Publication information |
Source: Twenty Years at Hull-House Source type: book Document type: book chapter Document title: “Echoes of the Russian Revolution” [chapter 17] Author(s): Addams, Jane Publisher: Macmillan Company Place of publication: New York, New York Year of publication: 1911 Pagination: 400-26 (excerpt below includes only pages 409-10) |
Citation |
Addams, Jane. “Echoes of the Russian Revolution” [chapter 17]. Twenty Years at Hull-House. New York: Macmillan, 1911: pp. 400-26. |
Transcription |
excerpt of chapter |
Keywords |
Leon Czolgosz (activities, whereabouts, etc.: Chicago, IL); anarchists (Chicago, IL). |
Named persons |
William McKinley. |
Notes |
From title page: Twenty Years at Hull-House, with Autobiographical
Notes.
From title page: By Jane Addams, Hull-House, Chicago, Author of “Democracy
and Social Ethics,” “Newer Ideals of Peace,” “The Spirit of Youth and
the City Streets,” etc.
From title page: With Illustrations by Norah Hamilton, Hull-House, Chicago. |
Document |
Echoes of the Russian Revolution [excerpt]

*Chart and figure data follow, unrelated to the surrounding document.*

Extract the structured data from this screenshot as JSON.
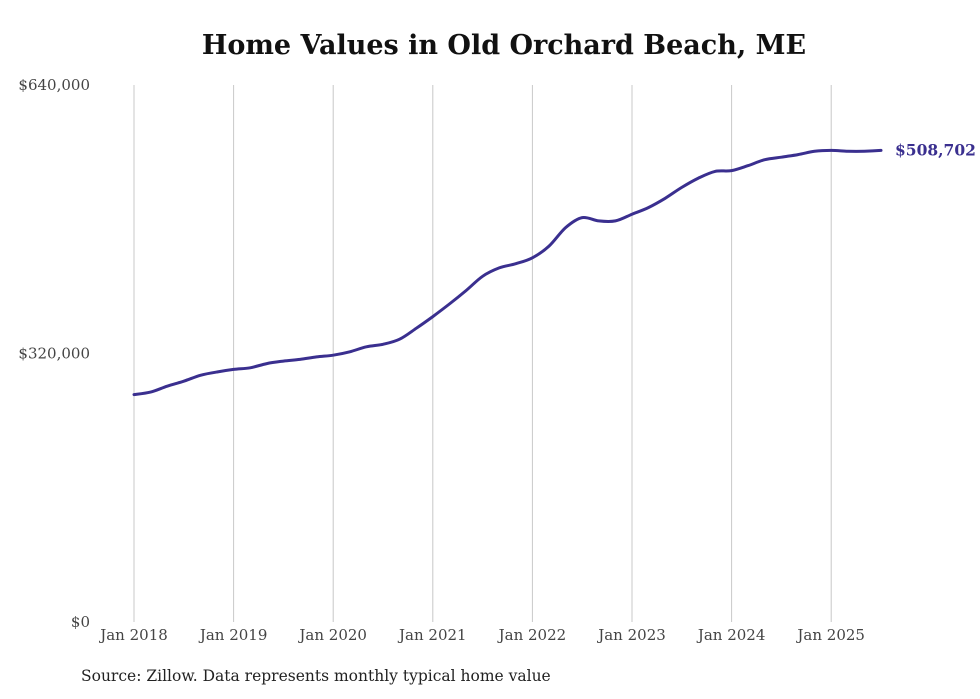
{
  "chart_data": {
    "type": "line",
    "title": "Home Values in Old Orchard Beach, ME",
    "xlabel": "",
    "ylabel": "",
    "x_ticks": [
      "Jan 2018",
      "Jan 2019",
      "Jan 2020",
      "Jan 2021",
      "Jan 2022",
      "Jan 2023",
      "Jan 2024",
      "Jan 2025"
    ],
    "y_ticks": [
      "$0",
      "$320,000",
      "$640,000"
    ],
    "ylim": [
      0,
      640000
    ],
    "grid": "vertical",
    "line_color": "#3a2f8f",
    "end_label": "$508,702",
    "series": [
      {
        "x": [
          "2018-01",
          "2018-03",
          "2018-05",
          "2018-07",
          "2018-09",
          "2018-11",
          "2019-01",
          "2019-03",
          "2019-05",
          "2019-07",
          "2019-09",
          "2019-11",
          "2020-01",
          "2020-03",
          "2020-05",
          "2020-07",
          "2020-09",
          "2020-11",
          "2021-01",
          "2021-03",
          "2021-05",
          "2021-07",
          "2021-09",
          "2021-11",
          "2022-01",
          "2022-03",
          "2022-05",
          "2022-07",
          "2022-09",
          "2022-11",
          "2023-01",
          "2023-03",
          "2023-05",
          "2023-07",
          "2023-09",
          "2023-11",
          "2024-01",
          "2024-03",
          "2024-05",
          "2024-07",
          "2024-09",
          "2024-11",
          "2025-01",
          "2025-03",
          "2025-05",
          "2025-07"
        ],
        "values": [
          271000,
          274000,
          281000,
          287000,
          294000,
          298000,
          301000,
          303000,
          308000,
          311000,
          313000,
          316000,
          318000,
          322000,
          328000,
          331000,
          337000,
          350000,
          364000,
          379000,
          395000,
          412000,
          422000,
          427000,
          434000,
          448000,
          470000,
          482000,
          478000,
          478000,
          486000,
          494000,
          505000,
          518000,
          529000,
          537000,
          538000,
          544000,
          551000,
          554000,
          557000,
          561000,
          562000,
          561000,
          561000,
          508702
        ]
      }
    ]
  },
  "source_note": "Source: Zillow. Data represents monthly typical home value"
}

The conviction that a sense of fellowship
is the only implement which will break into the locked purpose of a half-crazed
creature bent upon destruction in the name of justice, came to me through an
experience recited to me at this time by an old anarchist.
He was a German cobbler who, through all the changes
in the manufacturing of shoes, had steadily clung to his little shop on a Chicago
thoroughfare, partly as an expression of his individualism and partly because
he preferred bitter poverty in a place of his own to good wages under a disciplinary
foreman. The assassin of President McKinley on his way through Chicago only
a few days before he committed his dastardly deed, had visited all the anarchists
whom he could find in the city, asking them for “the password” as he called
it. They, of course, possessed no such thing, and had turned him away, some
with disgust and all with a certain degree of impatience, as a type of the ill-balanced
man who, as they put it, was always “hanging around the movement, without the
slightest conception of its meaning.” Among other people, he visited the German
cobbler, who treated him much as the others had done, but who, after the event
had made clear the identity of his visitor, was filled with the most bitter
remorse that he had failed [409][410] to utilize
his chance meeting with the assassin to deter him from his purpose. He knew
as well as any psychologist who has read the history of such solitary men that
the only possible way to break down such a persistent and secretive purpose,
was by the kindliness which might have induced confession, which might have
restored the future assassin into fellowship with normal men.